Defences are open to all members of the campus community as well as the general public. Please email greg.garrard@ubc.ca to receive the Zoom link for this defence.
ABSTRACT
The Okanagan Valley of British Columbia is often depicted in Canadian settler culture as an oasis in a desert, or a Garden of Eden, thanks to its exceptional climate and semi-arid shrub steppe biome. With its fruit, tourism, and wine industries, it is best known today as place of leisure and plenty. This idyllic and utopic image of the place is, however, complicated by the complex history of its cultural and material landscape. The Okanagan idealized by Canadians is, in fact, the traditional unceded territory of, primarily, the Syilx people. Since the late 19th century, through successive phases of settler colonialism in the Okanagan, the material and cultural landscape of the area has been written over, reshaped, transformed, and remains contested in many ways.

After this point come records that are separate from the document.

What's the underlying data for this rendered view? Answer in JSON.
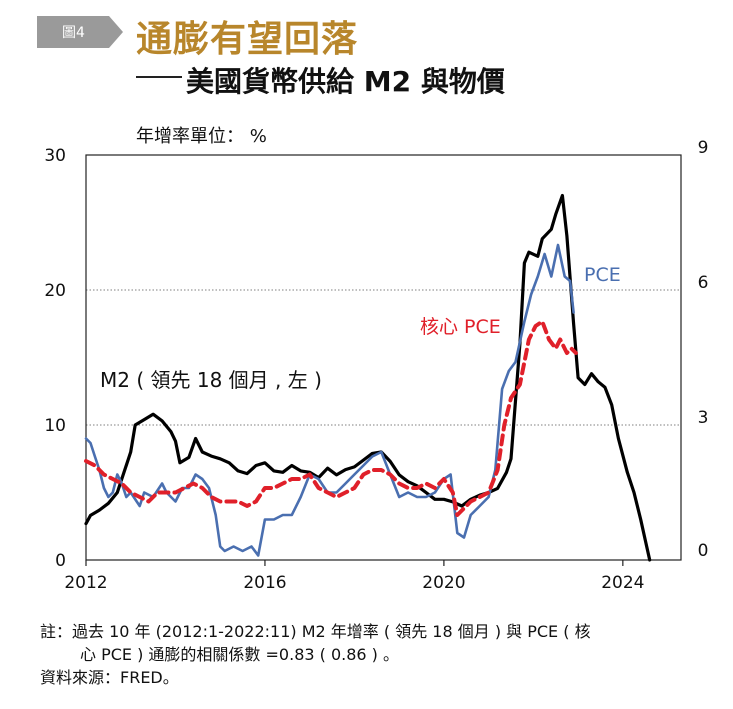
{
  "header": {
    "figure_label": "圖4",
    "title": "通膨有望回落",
    "subtitle": "美國貨幣供給 M2 與物價"
  },
  "chart_data": {
    "type": "line",
    "unit_label": "年增率單位： %",
    "x_ticks": [
      "2012",
      "2016",
      "2020",
      "2024"
    ],
    "xlim": [
      2012,
      2025.3
    ],
    "y_left": {
      "ticks": [
        "0",
        "10",
        "20",
        "30"
      ],
      "lim": [
        0,
        30
      ]
    },
    "y_right": {
      "ticks": [
        "0",
        "3",
        "6",
        "9"
      ],
      "lim": [
        0,
        9
      ]
    },
    "grid": "horizontal dotted at 10, 20",
    "series": [
      {
        "name": "M2 ( 領先 18 個月 , 左 )",
        "axis": "left",
        "color": "#000000",
        "style": "solid",
        "points": [
          [
            2012.0,
            2.7
          ],
          [
            2012.1,
            3.3
          ],
          [
            2012.3,
            3.7
          ],
          [
            2012.5,
            4.2
          ],
          [
            2012.7,
            5.0
          ],
          [
            2012.85,
            6.5
          ],
          [
            2013.0,
            8.0
          ],
          [
            2013.1,
            10.0
          ],
          [
            2013.3,
            10.4
          ],
          [
            2013.5,
            10.8
          ],
          [
            2013.7,
            10.3
          ],
          [
            2013.9,
            9.5
          ],
          [
            2014.0,
            8.8
          ],
          [
            2014.1,
            7.2
          ],
          [
            2014.3,
            7.6
          ],
          [
            2014.45,
            9.0
          ],
          [
            2014.6,
            8.0
          ],
          [
            2014.8,
            7.7
          ],
          [
            2015.0,
            7.5
          ],
          [
            2015.2,
            7.2
          ],
          [
            2015.4,
            6.6
          ],
          [
            2015.6,
            6.4
          ],
          [
            2015.8,
            7.0
          ],
          [
            2016.0,
            7.2
          ],
          [
            2016.2,
            6.6
          ],
          [
            2016.4,
            6.5
          ],
          [
            2016.6,
            7.0
          ],
          [
            2016.8,
            6.6
          ],
          [
            2017.0,
            6.5
          ],
          [
            2017.2,
            6.1
          ],
          [
            2017.4,
            6.8
          ],
          [
            2017.6,
            6.3
          ],
          [
            2017.8,
            6.7
          ],
          [
            2018.0,
            6.9
          ],
          [
            2018.2,
            7.4
          ],
          [
            2018.4,
            7.9
          ],
          [
            2018.6,
            8.0
          ],
          [
            2018.8,
            7.3
          ],
          [
            2019.0,
            6.3
          ],
          [
            2019.2,
            5.8
          ],
          [
            2019.4,
            5.5
          ],
          [
            2019.6,
            5.0
          ],
          [
            2019.8,
            4.5
          ],
          [
            2020.0,
            4.5
          ],
          [
            2020.2,
            4.3
          ],
          [
            2020.4,
            4.0
          ],
          [
            2020.6,
            4.5
          ],
          [
            2020.8,
            4.8
          ],
          [
            2021.0,
            5.0
          ],
          [
            2021.2,
            5.3
          ],
          [
            2021.4,
            6.5
          ],
          [
            2021.5,
            7.5
          ],
          [
            2021.7,
            16.0
          ],
          [
            2021.8,
            22.0
          ],
          [
            2021.9,
            22.8
          ],
          [
            2022.1,
            22.5
          ],
          [
            2022.2,
            23.8
          ],
          [
            2022.4,
            24.5
          ],
          [
            2022.5,
            25.6
          ],
          [
            2022.65,
            27.0
          ],
          [
            2022.75,
            24.0
          ],
          [
            2022.9,
            17.5
          ],
          [
            2023.0,
            13.5
          ],
          [
            2023.15,
            13.0
          ],
          [
            2023.3,
            13.8
          ],
          [
            2023.45,
            13.2
          ],
          [
            2023.6,
            12.8
          ],
          [
            2023.75,
            11.5
          ],
          [
            2023.9,
            9.0
          ],
          [
            2024.1,
            6.5
          ],
          [
            2024.25,
            5.0
          ],
          [
            2024.4,
            3.0
          ],
          [
            2024.5,
            1.5
          ],
          [
            2024.6,
            0.0
          ]
        ]
      },
      {
        "name": "PCE",
        "axis": "right",
        "color": "#4a6fb0",
        "style": "solid",
        "points": [
          [
            2012.0,
            2.7
          ],
          [
            2012.1,
            2.6
          ],
          [
            2012.2,
            2.3
          ],
          [
            2012.3,
            2.0
          ],
          [
            2012.4,
            1.6
          ],
          [
            2012.5,
            1.4
          ],
          [
            2012.6,
            1.5
          ],
          [
            2012.7,
            1.9
          ],
          [
            2012.8,
            1.7
          ],
          [
            2012.9,
            1.4
          ],
          [
            2013.0,
            1.5
          ],
          [
            2013.2,
            1.2
          ],
          [
            2013.3,
            1.5
          ],
          [
            2013.5,
            1.4
          ],
          [
            2013.7,
            1.7
          ],
          [
            2013.8,
            1.5
          ],
          [
            2014.0,
            1.3
          ],
          [
            2014.15,
            1.6
          ],
          [
            2014.3,
            1.6
          ],
          [
            2014.45,
            1.9
          ],
          [
            2014.6,
            1.8
          ],
          [
            2014.75,
            1.6
          ],
          [
            2014.9,
            1.0
          ],
          [
            2015.0,
            0.3
          ],
          [
            2015.1,
            0.2
          ],
          [
            2015.3,
            0.3
          ],
          [
            2015.5,
            0.2
          ],
          [
            2015.7,
            0.3
          ],
          [
            2015.85,
            0.1
          ],
          [
            2016.0,
            0.9
          ],
          [
            2016.2,
            0.9
          ],
          [
            2016.4,
            1.0
          ],
          [
            2016.6,
            1.0
          ],
          [
            2016.8,
            1.4
          ],
          [
            2017.0,
            1.9
          ],
          [
            2017.2,
            1.8
          ],
          [
            2017.4,
            1.5
          ],
          [
            2017.6,
            1.5
          ],
          [
            2017.8,
            1.7
          ],
          [
            2018.0,
            1.9
          ],
          [
            2018.2,
            2.1
          ],
          [
            2018.4,
            2.3
          ],
          [
            2018.6,
            2.4
          ],
          [
            2018.8,
            1.9
          ],
          [
            2019.0,
            1.4
          ],
          [
            2019.2,
            1.5
          ],
          [
            2019.4,
            1.4
          ],
          [
            2019.6,
            1.4
          ],
          [
            2019.8,
            1.5
          ],
          [
            2020.0,
            1.8
          ],
          [
            2020.15,
            1.9
          ],
          [
            2020.3,
            0.6
          ],
          [
            2020.45,
            0.5
          ],
          [
            2020.6,
            1.0
          ],
          [
            2020.8,
            1.2
          ],
          [
            2021.0,
            1.4
          ],
          [
            2021.15,
            2.0
          ],
          [
            2021.3,
            3.8
          ],
          [
            2021.45,
            4.2
          ],
          [
            2021.6,
            4.4
          ],
          [
            2021.8,
            5.3
          ],
          [
            2021.95,
            5.9
          ],
          [
            2022.1,
            6.3
          ],
          [
            2022.25,
            6.8
          ],
          [
            2022.4,
            6.3
          ],
          [
            2022.55,
            7.0
          ],
          [
            2022.7,
            6.3
          ],
          [
            2022.82,
            6.2
          ],
          [
            2022.9,
            5.5
          ]
        ]
      },
      {
        "name": "核心 PCE",
        "axis": "right",
        "color": "#e0202a",
        "style": "dashed",
        "points": [
          [
            2012.0,
            2.2
          ],
          [
            2012.2,
            2.1
          ],
          [
            2012.4,
            1.9
          ],
          [
            2012.6,
            1.8
          ],
          [
            2012.8,
            1.7
          ],
          [
            2013.0,
            1.5
          ],
          [
            2013.2,
            1.4
          ],
          [
            2013.4,
            1.3
          ],
          [
            2013.6,
            1.5
          ],
          [
            2013.8,
            1.5
          ],
          [
            2014.0,
            1.5
          ],
          [
            2014.2,
            1.6
          ],
          [
            2014.4,
            1.7
          ],
          [
            2014.6,
            1.6
          ],
          [
            2014.8,
            1.4
          ],
          [
            2015.0,
            1.3
          ],
          [
            2015.2,
            1.3
          ],
          [
            2015.4,
            1.3
          ],
          [
            2015.6,
            1.2
          ],
          [
            2015.8,
            1.3
          ],
          [
            2016.0,
            1.6
          ],
          [
            2016.2,
            1.6
          ],
          [
            2016.4,
            1.7
          ],
          [
            2016.6,
            1.8
          ],
          [
            2016.8,
            1.8
          ],
          [
            2017.0,
            1.9
          ],
          [
            2017.2,
            1.6
          ],
          [
            2017.4,
            1.5
          ],
          [
            2017.6,
            1.4
          ],
          [
            2017.8,
            1.5
          ],
          [
            2018.0,
            1.6
          ],
          [
            2018.2,
            1.9
          ],
          [
            2018.4,
            2.0
          ],
          [
            2018.6,
            2.0
          ],
          [
            2018.8,
            1.9
          ],
          [
            2019.0,
            1.7
          ],
          [
            2019.2,
            1.6
          ],
          [
            2019.4,
            1.6
          ],
          [
            2019.6,
            1.7
          ],
          [
            2019.8,
            1.6
          ],
          [
            2020.0,
            1.8
          ],
          [
            2020.2,
            1.5
          ],
          [
            2020.3,
            1.0
          ],
          [
            2020.4,
            1.1
          ],
          [
            2020.6,
            1.3
          ],
          [
            2020.8,
            1.4
          ],
          [
            2021.0,
            1.5
          ],
          [
            2021.2,
            2.0
          ],
          [
            2021.35,
            3.0
          ],
          [
            2021.5,
            3.6
          ],
          [
            2021.7,
            3.9
          ],
          [
            2021.9,
            4.9
          ],
          [
            2022.05,
            5.2
          ],
          [
            2022.2,
            5.3
          ],
          [
            2022.35,
            4.9
          ],
          [
            2022.5,
            4.7
          ],
          [
            2022.6,
            4.9
          ],
          [
            2022.75,
            4.6
          ],
          [
            2022.85,
            4.7
          ],
          [
            2022.95,
            4.6
          ]
        ]
      }
    ],
    "labels": {
      "m2": "M2 ( 領先 18 個月 , 左 )",
      "pce": "PCE",
      "core_pce": "核心 PCE"
    }
  },
  "footnote": {
    "line1": "註：過去 10 年 (2012:1-2022:11) M2 年增率 ( 領先 18 個月 ) 與 PCE ( 核",
    "line2": "心 PCE ) 通膨的相關係數 =0.83 ( 0.86 ) 。",
    "source": "資料來源：FRED。"
  }
}
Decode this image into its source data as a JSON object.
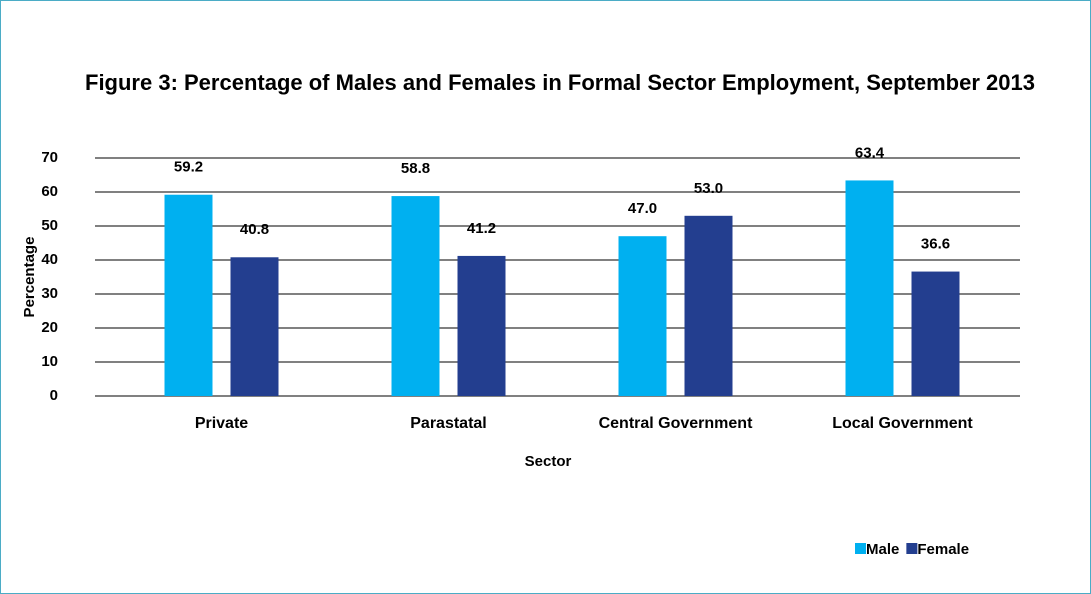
{
  "chart_data": {
    "type": "bar",
    "title": "Figure 3: Percentage of Males and Females in Formal Sector Employment, September 2013",
    "xlabel": "Sector",
    "ylabel": "Percentage",
    "categories": [
      "Private",
      "Parastatal",
      "Central Government",
      "Local Government"
    ],
    "series": [
      {
        "name": "Male",
        "color": "#00b0f0",
        "values": [
          59.2,
          58.8,
          47,
          63.4
        ],
        "value_labels": [
          "59.2",
          "58.8",
          "47.0",
          "63.4"
        ]
      },
      {
        "name": "Female",
        "color": "#233e8f",
        "values": [
          40.8,
          41.2,
          53,
          36.6
        ],
        "value_labels": [
          "40.8",
          "41.2",
          "53.0",
          "36.6"
        ]
      }
    ],
    "ylim": [
      0,
      70
    ],
    "yticks": [
      0,
      10,
      20,
      30,
      40,
      50,
      60,
      70
    ],
    "grid": true,
    "legend": "bottom-right"
  }
}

This thesis contributes to a discussion on the making of environmental cultures through an ecocritical reading of the role of the Beautiful British Columbia magazine – with a focus on the years 1959-1983 when it was funded by the provincial government – in shaping the idealized narrative and landscape aesthetic of the Okanagan Valley that persist to this day. The visual and textual analysis of the magazine is framed by the socio-political, economic, and material history of the region from the mid to late decades of the 20th century. While international tourists were presumably the primary audience of the magazine, this thesis argues that the magazine also served the province’s campaign to attract Anglophone migrants and to ‘sell’ British Columbia and more specifically the Okanagan as an idyllic home for white settler populations. It traces and uncovers some of the recurring aesthetic tropes that have constructed and framed both the British Columbian landscape generally and within that, the Okanagan Valley, as an idyllic place to live. It contrasts the white settler colonial landscape aesthetic of the Okanagan with Indigenous imaginations of the place. It brings out the fault lines and contradictions between the imposed settler aesthetic and the material affordances of the environment.